I hope we see articles on Hacker News when the operating systems and homebrew apps start coming out.
Being able to do more complex stuff on a TI-83 would certainly allow beginning calculus students to cheat on tests, since most classes allow nothing higher than a TI-83 under the assumption that 83's won't do, for example, step-by-step integration.
Can anyone briefly explain how factoring a large number is used to crack the TI? I know they needed to figure out what key to sign a new OS with, but is it symmetric or asymmetric? Also, what are the inputs to the problem and how do you know when it's solved/cracked? Thanks.
The calculator has an RSA public key in it (exponent e, modulus n). TI keeps secret an RSA private key (exponent d, same modulus n). The private key is used to sign the OS and the calculator verifies the signature before running the OS.
The modulus is composed of two primes, p and q. Factoring n into p and q is sufficient to regenerate the private exponent d. Thus, the hackers can now sign their own OS and have it loaded on stock calculators.
I suspect the 512-bit RSA key was used in order for the Z80 to verify a signature in a short period of time. It's possible they even use a small public exponent (e=3), which could enable simpler/quicker attacks than factoring.
TI could have solved this in a number of ways. Partitioning the key space so there isn't one global key (like broadcast encryption) is one solution. Another would be to use ECDSA with a fast curve.
The two prime numbers are multiplied to generate a larger number for use in the RSA algorithm. It is a hard problem to factor a large number and that is why it is used in the RSA algorithm. http://en.wikipedia.org/wiki/RSA . The inputs to the problem are the primes and you know when it is solved when you have the two numbers multiply to give you the larger number.
The 'input' (the public key) of the problem can probably be found in the firmware of the device (it's probably too large to have been bruteforced).
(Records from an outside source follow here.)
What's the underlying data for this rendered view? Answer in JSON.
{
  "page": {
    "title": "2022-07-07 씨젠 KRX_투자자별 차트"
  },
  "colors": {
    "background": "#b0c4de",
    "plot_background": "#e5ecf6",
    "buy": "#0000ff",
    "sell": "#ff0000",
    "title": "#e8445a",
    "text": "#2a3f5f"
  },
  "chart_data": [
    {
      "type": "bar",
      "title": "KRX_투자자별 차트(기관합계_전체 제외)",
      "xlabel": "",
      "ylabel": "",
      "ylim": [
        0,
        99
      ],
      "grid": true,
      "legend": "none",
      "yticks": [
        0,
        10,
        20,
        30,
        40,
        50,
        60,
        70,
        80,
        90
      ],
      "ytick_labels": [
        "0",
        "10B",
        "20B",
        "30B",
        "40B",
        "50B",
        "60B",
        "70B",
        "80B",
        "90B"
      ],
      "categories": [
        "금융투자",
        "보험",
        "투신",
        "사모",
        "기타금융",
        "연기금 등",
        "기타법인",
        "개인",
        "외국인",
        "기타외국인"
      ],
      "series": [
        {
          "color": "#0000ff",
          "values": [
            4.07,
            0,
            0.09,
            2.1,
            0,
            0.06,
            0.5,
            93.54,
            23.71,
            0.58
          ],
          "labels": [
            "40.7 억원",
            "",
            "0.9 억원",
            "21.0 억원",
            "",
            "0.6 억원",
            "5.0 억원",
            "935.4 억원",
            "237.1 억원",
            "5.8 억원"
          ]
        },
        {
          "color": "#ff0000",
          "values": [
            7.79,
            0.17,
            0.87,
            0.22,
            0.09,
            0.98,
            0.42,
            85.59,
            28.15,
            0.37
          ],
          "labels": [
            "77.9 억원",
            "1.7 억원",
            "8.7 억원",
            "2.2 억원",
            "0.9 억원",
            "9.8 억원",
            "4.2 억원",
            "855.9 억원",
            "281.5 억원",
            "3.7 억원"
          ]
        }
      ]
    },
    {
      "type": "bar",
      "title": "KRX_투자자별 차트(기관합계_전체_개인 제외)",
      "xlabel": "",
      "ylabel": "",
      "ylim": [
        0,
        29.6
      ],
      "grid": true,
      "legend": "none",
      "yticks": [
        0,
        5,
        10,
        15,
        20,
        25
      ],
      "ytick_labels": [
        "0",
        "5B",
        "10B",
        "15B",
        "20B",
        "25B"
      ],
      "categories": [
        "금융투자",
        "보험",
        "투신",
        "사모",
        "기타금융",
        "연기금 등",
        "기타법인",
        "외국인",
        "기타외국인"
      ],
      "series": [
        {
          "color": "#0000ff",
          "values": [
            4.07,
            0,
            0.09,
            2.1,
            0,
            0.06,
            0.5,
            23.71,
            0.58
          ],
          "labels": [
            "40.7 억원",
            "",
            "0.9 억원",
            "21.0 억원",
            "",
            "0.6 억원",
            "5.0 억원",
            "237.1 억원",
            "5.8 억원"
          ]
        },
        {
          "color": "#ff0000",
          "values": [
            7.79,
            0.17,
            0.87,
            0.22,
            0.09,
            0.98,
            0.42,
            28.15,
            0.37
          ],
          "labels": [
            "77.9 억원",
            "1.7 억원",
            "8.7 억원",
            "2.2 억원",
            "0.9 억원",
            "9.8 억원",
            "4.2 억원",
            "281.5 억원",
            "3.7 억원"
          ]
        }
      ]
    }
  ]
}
To be able to sign code so that the device will run it, you need the private key, which is one of the factors of the public key. So the guy used a program to factor the public key to get the private key so that he could sign the code (whatever code he wants) with it and get the calculator to run it.
From the forum discussion, someone mentioned that a Core2Quad extreme would need about 2 months (running 24/7) to factor the key. I don't know if there's anyone out there that's written a CUDA version, but a GTX295 should be able to run at at least 10x the speed of the CPU, if not something like 20-30x; that means if there are any other keys that need cracking (like for the TI-86 firmware), it could be done in a much shorter amount of time (probably less than a day for someone with a multi-GPU rig).
FTA article: it took "1745 hours, or a bit less than 73 days" on a 1900 MHz Athlon 64.
Also:
"The sieving database was 4.9 gigabytes and contained just over 51 million relations.
- During the "filtering" phase, Msieve was using about 2.5 gigabytes of RAM.
- The final processing involved finding the null space of a 5.4 million x 5.4 million matrix."
Being able to do more complex stuff on a TI-83 would certainly allow beginning calculus students to cheat on tests, since most classes allow nothing higher than a TI-83 under the assumption that 83's won't do, for example, step-by-step integration.